How can i write the data i have extracted from a PDF using OCR into and excel file?

This is the data extracted from the pdf and is stored in the text file.I am not able to get the datas in a seperate column for each name in the excel file.
xxxx xxxx xxxx N.
S/o. xxxxxxx,
3/109, xxxxxxxx Post,
xxxxxxxxx District.
Roll No. 2569/2005
DOE : 28-12-2005
DOB: BG:
xxxx xxxx xxxx N.
S/o. xxxx xxxx xxxx,
16/6, xxxx xxxx xxxx,
xxxx.
Ph xxxx-xxxxxx
Roll No. 218/72
DOE :15-11-1972
DOB: BG:

(post deleted by author)

@Renejit_Vs

Please provide the output you want to extract

Hi @Renejit_Vs

Provide sample input and expected output. I can help you out with regular expressions.

Regards

Input
Abdul Raheem S.
42C, Colony, West Cross Street,
Ramavarmapuram, Nagercoil.
Cell : 9489320924
Roll No. 607/78
DOE : 20-12-1978
DOB : 21-05-1954
BG:

@Renejit_Vs

Do you want to extract the whole text. Please specify.

[A-Za-z]+[\s\S]*?BG\:

You can use the above pattern in Find Matching Patterns and run a For Each loop for that and print the currentItem.

Regards

Abdul Raheem S.
42C, Colony, West Cross Street,
Ramavarmapuram, Nagercoil.
Cell : 9489320924
Roll No. 607/78
DOE : 20-12-1978
DOB : 21-05-1954
BG:
This is the input in the excel i i want them in separate cells like Name in one cell and S/O in one cell and so on. i have around 1000 of these one after the other.
The output i would like to have
PDF.xlsx (8.5 KB)

i i want them in separate cells like Name in one cell and S/O in one cell and so on. i have around 1000 of these one after the other.
PDF.xlsx (8.5 KB)

1 Like

Hi Friend,

You can use regular expression for each Value to extract the data from your pdf file. Assign each value in separate variables and then write them in excel file under there respective columns.

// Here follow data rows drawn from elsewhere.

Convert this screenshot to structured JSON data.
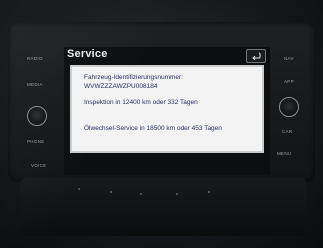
{
  "screen": {
    "title": "Service"
  },
  "message": {
    "vin_label": "Fahrzeug-Identifizierungsnummer:",
    "vin_value": "WVWZZZAWZPU008184",
    "inspection": "Inspektion in 12400 km oder 332 Tagen",
    "oil_service": "Ölwechsel-Service in 18500 km oder 453 Tagen"
  },
  "buttons": {
    "radio": "RADIO",
    "media": "MEDIA",
    "phone": "PHONE",
    "voice": "VOICE",
    "nav": "NAV",
    "app": "APP",
    "car": "CAR",
    "menu": "MENU"
  },
  "icons": {
    "back": "back-arrow-icon",
    "volume": "volume-knob",
    "tune": "tune-knob"
  }
}
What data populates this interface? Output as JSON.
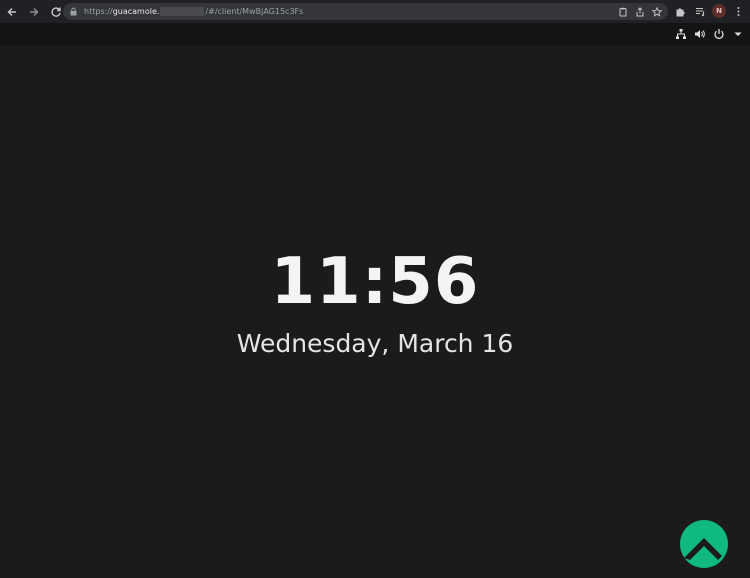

for eg: first use read pdf text activity assign a variable for that and then use assign activity with below command.

System.Text.RegularExpressions.Regex.Match(PDF,“(?<=Roll No. ).*(?=\n)”).ToString.Trim

Hope it will work!
Le me know if you need more help.

Thanks.

The regex is taking the DOE along with the roll no

It is taking only Roll No. value at my side


i am getting this error

Pass your created variable in place of PDF in this expression. The variable you have created in Read Pdf text activity.
System.Text.RegularExpressions.Regex.Match(PDF,“(?<=Roll No. ).*(?=\n)”).ToString.Trim

Can you show me the expression you are using? And also show me the read pdf text activity variable which you are passing in its Properties panel.


System.Text.RegularExpressions.Regex.Match(input,“(?<=Roll No. ).*(?=\n)”).ToString.Trim

Ok. Also show me the assign expression

System.Text.RegularExpressions.Regex.Match(input,“(?<=Roll No. ).*(?=\n)”).ToString.Trim

Hi @Renejit_Vs

Retype the double quotes from the expression

output is there a way i can get all the roll number values instead of 1 and i am getting the DOE along with Roll No. i have multiple roll number in this single file

Roll No. 2569/2005 DOE : 28-12-2005

Roll No. 218/72 DOE :15-11-1972 and so on.